Hotel Iris - Yōko Ogawa - spoilers and mention of triggering content

★ ★ ☆ ☆ ☆

2/5 stars

This review include spoilers and triggering content.

This is a literary fiction novel, from the first person point of view of a 17-year-old girl in Japan, having a wildly violent sexual relationship with a man in his sixties (I believe). Mari worked at her family owned hotel, alongside her emotional abusive mother. Throughout the entire book, Mari's mother was never kind. Her father was kind to her, but he died when she was very young. The hotel had mainly tourists as guests, but one night, a sex worker ran out of a room, distraught. She yelled at the man inside the room; which is when we are introduced to the translator, as Mari refers to him as. This night the incident occurred at the hotel, Mari immediately became infatuated by the translator, even though he was aggressive as he left the hotel. One day she spotted him in town, and for some reason she followed him as he got onto a boat which took him to his house on an island across from the mainland. After this meeting, he began writing her letters, basically love bombing her. Mari had to lie to her mother about going to the translator's house. During her first visit, the translator raped her, and performed very aggressive and disturbing sex acts on Mari.
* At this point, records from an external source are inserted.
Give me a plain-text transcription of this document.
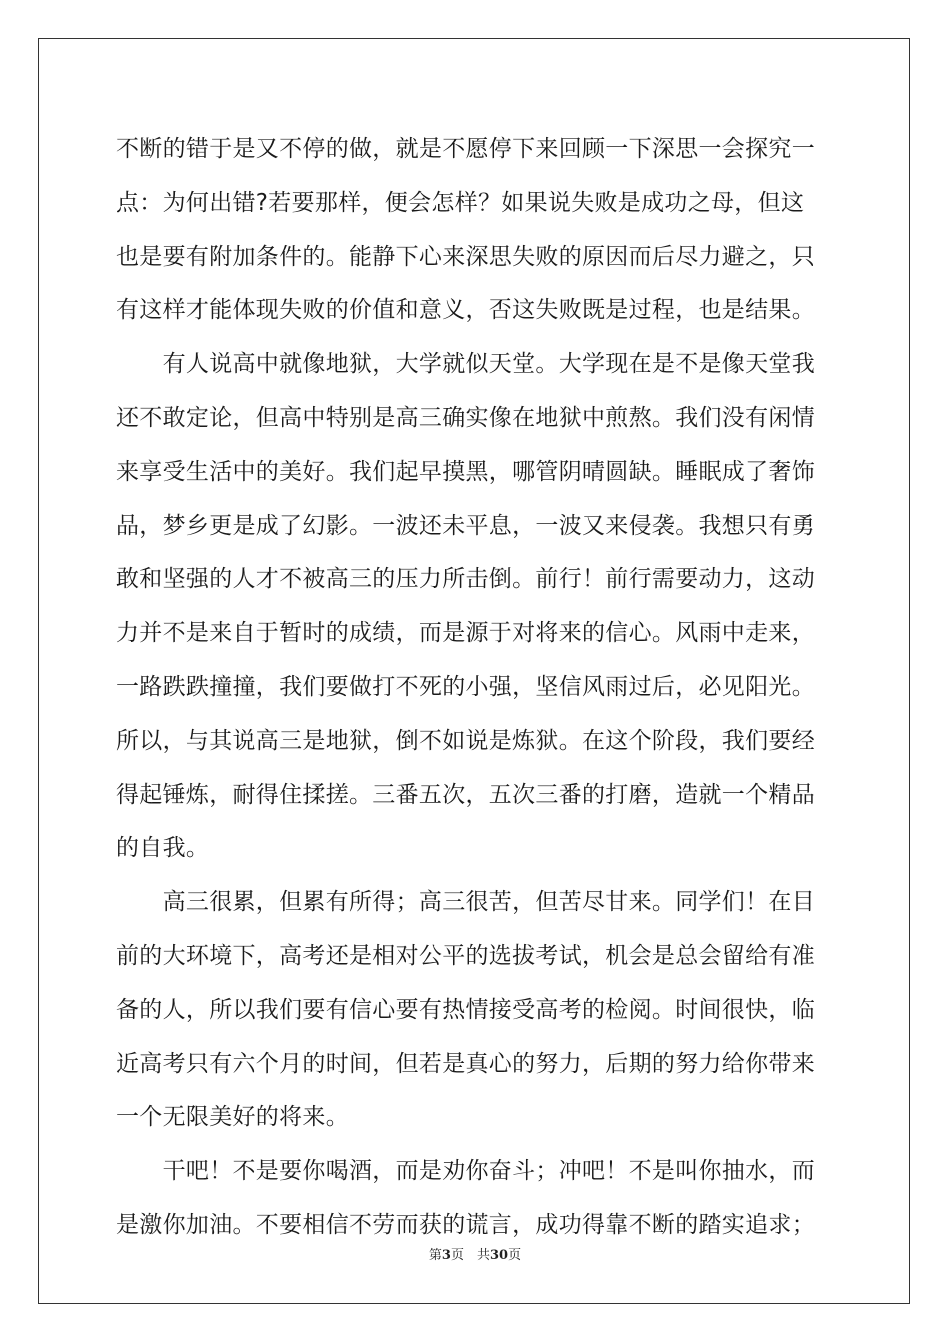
不断的错于是又不停的做，就是不愿停下来回顾一下深思一会探究一
点：为何出错?若要那样，便会怎样？如果说失败是成功之母，但这
也是要有附加条件的。能静下心来深思失败的原因而后尽力避之，只
有这样才能体现失败的价值和意义，否这失败既是过程，也是结果。
　　有人说高中就像地狱，大学就似天堂。大学现在是不是像天堂我
还不敢定论，但高中特别是高三确实像在地狱中煎熬。我们没有闲情
来享受生活中的美好。我们起早摸黑，哪管阴晴圆缺。睡眠成了奢饰
品，梦乡更是成了幻影。一波还未平息，一波又来侵袭。我想只有勇
敢和坚强的人才不被高三的压力所击倒。前行！前行需要动力，这动
力并不是来自于暂时的成绩，而是源于对将来的信心。风雨中走来，
一路跌跌撞撞，我们要做打不死的小强，坚信风雨过后，必见阳光。
所以，与其说高三是地狱，倒不如说是炼狱。在这个阶段，我们要经
得起锤炼，耐得住揉搓。三番五次，五次三番的打磨，造就一个精品
的自我。
　　高三很累，但累有所得；高三很苦，但苦尽甘来。同学们！在目
前的大环境下，高考还是相对公平的选拔考试，机会是总会留给有准
备的人，所以我们要有信心要有热情接受高考的检阅。时间很快，临
近高考只有六个月的时间，但若是真心的努力，后期的努力给你带来
一个无限美好的将来。
　　干吧！不是要你喝酒，而是劝你奋斗；冲吧！不是叫你抽水，而
是激你加油。不要相信不劳而获的谎言，成功得靠不断的踏实追求；
第3页　共30页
I do not understand her obsession with him, and the way she spoke about him, is very unrealistic for a 17-year-old girl. For a young girl who had never been sexual with anyone, there is no way she could have had these thoughts about her interactions with him. Outside the translator's home, he was kind to Mari and grateful for her presence in his life. Behind closed doors, he demanded demeaning sexual acts from Mari, which never were consensual. Mari was outwardly scared, saying no on several occasions, but in her internal monologue, she liked (?) being submissive. He forced her to perform horrible sex acts, all while physically abusing her. Again, in real life, someone her age would never be able to process her complex relationship to the translator like she did.

I don't understand how her mother never caught in to her abuse, because she spoke about having scratches, bruises, burns on her body after her visits to his house. Her mother often told her she couldn't leave the hotel because it was so busy, but somehow Mari found time to leave. She was gone so often, that I don't understand how she never got caught.
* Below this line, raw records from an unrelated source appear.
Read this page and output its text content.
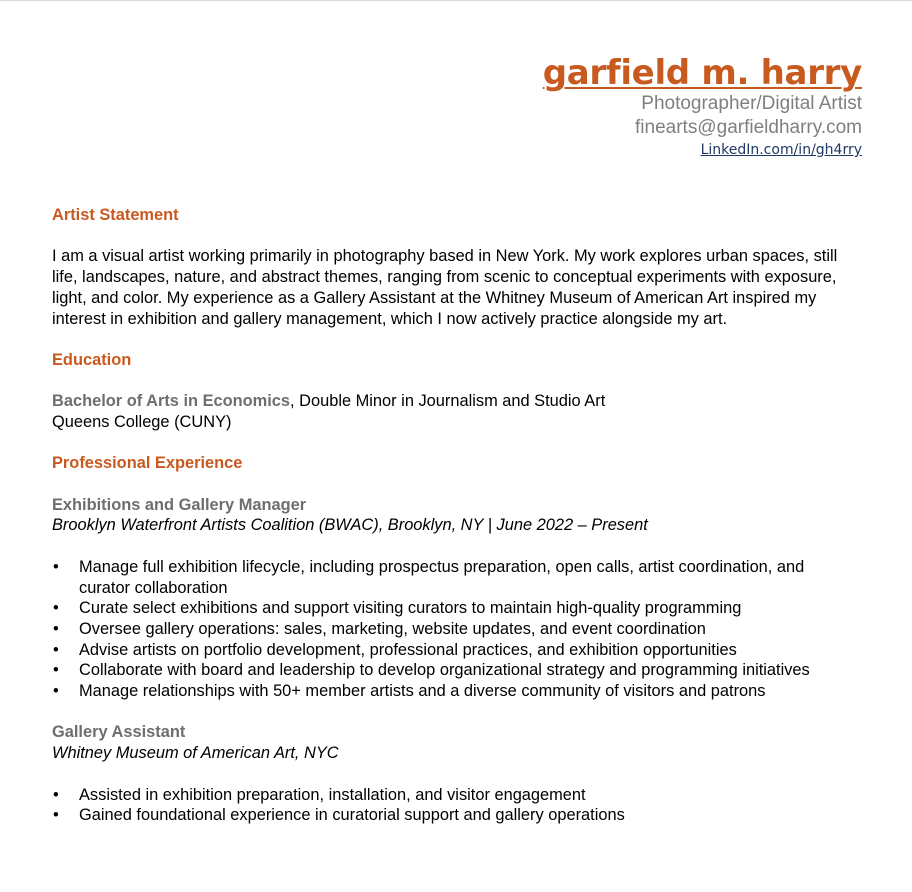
garfield m. harry
Photographer/Digital Artist
finearts@garfieldharry.com
LinkedIn.com/in/gh4rry
Artist Statement

I am a visual artist working primarily in photography based in New York. My work explores urban spaces, still life, landscapes, nature, and abstract themes, ranging from scenic to conceptual experiments with exposure, light, and color. My experience as a Gallery Assistant at the Whitney Museum of American Art inspired my interest in exhibition and gallery management, which I now actively practice alongside my art.

Education

Bachelor of Arts in Economics, Double Minor in Journalism and Studio Art

Queens College (CUNY)

Professional Experience

Exhibitions and Gallery Manager

Brooklyn Waterfront Artists Coalition (BWAC), Brooklyn, NY | June 2022 – Present

• Manage full exhibition lifecycle, including prospectus preparation, open calls, artist coordination, and curator collaboration
• Curate select exhibitions and support visiting curators to maintain high-quality programming
• Oversee gallery operations: sales, marketing, website updates, and event coordination
• Advise artists on portfolio development, professional practices, and exhibition opportunities
• Collaborate with board and leadership to develop organizational strategy and programming initiatives
• Manage relationships with 50+ member artists and a diverse community of visitors and patrons

Gallery Assistant

Whitney Museum of American Art, NYC

• Assisted in exhibition preparation, installation, and visitor engagement
• Gained foundational experience in curatorial support and gallery operations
At one point the translator's nephew visited his house, and fast-forward, Mari had sex with him. That part just didn't make sense to me. At least their sex was consensual.

By the end, Mari missed the last boat back to the mainland, so she had to spend the night at the translator's house. The next morning, as she took the boat back to go home, Mari's mother and police had been waiting for her. They thought she had been kidnapped by the translator. Mari's mother was so worried, and reassured Mari that she was now safe. We never heard her mother to be kind, so this just did not make sense of her character. The police tried to arrest the translator, but he jumped over the boat's railing, falling to his death. Then the story just ended!

I categorize this book as character development driven literary fiction, but there really wasn't any development across all the characters that gave any backstory that could have explained their personhood in relation to their behavior and perspectives.

As you can see, I gave this book a relatively low rating. To be blunt, I did not like this book. The only reason I rated it a two instead of a one, was because I liked Yōko's prose.